KINERJA PAMONG BELAJAR DALAM MELAKSANAKAN TUGAS POKOK DAN FUNGSI PADA PROGRAM PAKET C DI SANGGAR KEGIATAN BELAJAR KABUPATEN BALANGAN
Keywords:
Kinerja Pamong Belajar, Paket C, Kabupaten BalanganAbstract
Permasalahan yang dihadapi antara lain banyaknya pamong belajar yang harus melaksanakan pekerjaan di luar tugas pokoknya, perbedaan latar belakang pendidikan pamong belajar, serta keterbatasan sarana dan prasarana pendukung. Penelitian ini menggunakan pendekatan deskriptif kualitatif dengan teknik pengumpulan data melalui wawancara, observasi, dan dokumentasi. Hasil penelitian menunjukkan bahwa, pertama, pada subvariabel kualitas kerja, indikator keterampilan dinilai baik karena pamong belajar telah menjalankan tuganya. Indikator kemampuan juga tergolong baik, ditunjukkan dengan pemahaman pamong terhadap peran dan tanggung jawabnya.
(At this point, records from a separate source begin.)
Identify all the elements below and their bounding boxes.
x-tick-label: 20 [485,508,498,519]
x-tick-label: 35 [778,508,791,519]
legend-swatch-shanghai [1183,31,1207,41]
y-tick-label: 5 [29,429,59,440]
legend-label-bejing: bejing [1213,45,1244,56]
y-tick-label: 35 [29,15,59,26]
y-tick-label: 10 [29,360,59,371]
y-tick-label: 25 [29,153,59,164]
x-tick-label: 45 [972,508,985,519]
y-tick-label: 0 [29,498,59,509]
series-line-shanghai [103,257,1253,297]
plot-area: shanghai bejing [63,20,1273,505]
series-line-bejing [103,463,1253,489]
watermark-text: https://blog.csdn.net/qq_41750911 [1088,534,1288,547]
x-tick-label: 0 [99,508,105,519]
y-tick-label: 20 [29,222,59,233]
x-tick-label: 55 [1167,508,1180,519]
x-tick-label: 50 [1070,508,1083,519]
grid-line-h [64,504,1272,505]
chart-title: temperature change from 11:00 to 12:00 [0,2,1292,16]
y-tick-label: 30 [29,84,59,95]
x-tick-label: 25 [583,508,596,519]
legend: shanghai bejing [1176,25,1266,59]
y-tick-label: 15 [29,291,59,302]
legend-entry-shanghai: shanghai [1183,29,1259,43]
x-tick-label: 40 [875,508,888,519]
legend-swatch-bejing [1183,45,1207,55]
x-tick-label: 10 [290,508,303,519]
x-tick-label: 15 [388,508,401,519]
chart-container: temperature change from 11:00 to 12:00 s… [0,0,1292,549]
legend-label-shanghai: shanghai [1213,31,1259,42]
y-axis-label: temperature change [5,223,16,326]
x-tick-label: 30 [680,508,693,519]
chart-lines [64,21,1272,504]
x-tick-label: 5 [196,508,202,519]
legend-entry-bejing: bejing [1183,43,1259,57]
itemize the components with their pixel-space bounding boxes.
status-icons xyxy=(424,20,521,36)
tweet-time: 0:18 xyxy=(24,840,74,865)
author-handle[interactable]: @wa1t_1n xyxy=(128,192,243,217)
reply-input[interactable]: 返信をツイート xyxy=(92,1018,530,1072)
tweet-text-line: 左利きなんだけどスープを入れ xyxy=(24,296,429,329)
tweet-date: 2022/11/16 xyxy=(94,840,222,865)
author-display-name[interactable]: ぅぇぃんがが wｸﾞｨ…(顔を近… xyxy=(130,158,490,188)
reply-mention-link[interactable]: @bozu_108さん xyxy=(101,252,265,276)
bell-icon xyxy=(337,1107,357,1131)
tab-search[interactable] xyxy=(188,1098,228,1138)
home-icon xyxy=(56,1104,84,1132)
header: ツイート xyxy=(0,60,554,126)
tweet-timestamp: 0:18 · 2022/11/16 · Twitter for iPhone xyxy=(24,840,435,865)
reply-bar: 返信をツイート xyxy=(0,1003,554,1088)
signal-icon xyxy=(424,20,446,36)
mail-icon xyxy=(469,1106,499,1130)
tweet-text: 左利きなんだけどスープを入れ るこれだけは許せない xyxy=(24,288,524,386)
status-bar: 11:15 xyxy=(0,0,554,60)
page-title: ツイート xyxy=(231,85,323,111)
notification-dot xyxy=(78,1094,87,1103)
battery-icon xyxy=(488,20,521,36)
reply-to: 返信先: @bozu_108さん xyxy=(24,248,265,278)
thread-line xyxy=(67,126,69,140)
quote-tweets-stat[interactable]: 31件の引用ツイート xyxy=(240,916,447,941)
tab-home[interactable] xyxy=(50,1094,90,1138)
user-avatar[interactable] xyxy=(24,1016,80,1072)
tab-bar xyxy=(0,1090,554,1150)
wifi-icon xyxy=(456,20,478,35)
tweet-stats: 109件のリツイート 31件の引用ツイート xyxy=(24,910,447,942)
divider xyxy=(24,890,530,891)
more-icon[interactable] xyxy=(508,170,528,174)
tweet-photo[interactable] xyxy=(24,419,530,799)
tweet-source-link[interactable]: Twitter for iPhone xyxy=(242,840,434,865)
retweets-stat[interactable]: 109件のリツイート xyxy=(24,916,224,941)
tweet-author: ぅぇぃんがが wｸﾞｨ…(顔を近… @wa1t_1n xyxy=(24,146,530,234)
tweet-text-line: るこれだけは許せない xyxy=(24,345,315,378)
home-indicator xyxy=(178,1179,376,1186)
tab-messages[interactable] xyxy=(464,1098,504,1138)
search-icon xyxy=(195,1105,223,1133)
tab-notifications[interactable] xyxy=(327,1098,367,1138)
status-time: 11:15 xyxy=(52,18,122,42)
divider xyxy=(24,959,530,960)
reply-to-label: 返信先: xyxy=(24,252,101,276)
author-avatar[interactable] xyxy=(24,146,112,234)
Selain itu, indikator persepsi menunjukkan hasil yang baik karena pamong memiliki pandangan yang sangat positif. Kedua, pada subvariabel kuantitas kerja, indikator penyelesaian pekerjaan masih kurang baik karena terdapat banyak tugas yang tertunda. Indikator pencapaian target juga belum optimal, mengingat target kerja tidak tercapai. Ketiga, pada subvariabel ketepatan waktu, indikator ketepatan dalam pelaksanaan pekerjaan dinilai kurang baik karena kegiatan sering tidak dimulai sesuai dengan jadwal. Indikator pemanfaatan waktu juga belum maksimal yang disebabkan oleh kurangnya perencanaan. Keempat, pada subvariabel efektivitas, indikator sumber daya manusia masih kurang baik karena pamong belum sepenuhnya menunjukkan kompetensi profesional. Indikator anggaran juga dinilai kurang memadai karena besaran tunjangan yang diterima belum mencukupi. Selain itu, indikator fasilitas belum optimal karena sarana dan prasarana yang tersedia belum terpenuhi secara layak. Kelima, pada subvariabel komitmen, indikator dedikasi menunjukkan hasil yang baik karena pamong belajar melaksanakan tanggung jawabnya. Indikator tanggung jawab juga dinilai baik, ditandai dengan adanya peningkatan kualitas pembelajaran. Faktor penghambat dalam pelaksanaan tugas adalah belum optimalnya pemanfaatan waktu kerja yang tersedia serta adanya tuntutan tugas di luar kewenangan utama. Adapun faktor pendukungnya adalah konsistensi pamong dalam menjalankan tugas pokok dan fungsi serta pemahaman yang jelas terhadap perannya sebagai fasilitator pembelajaran.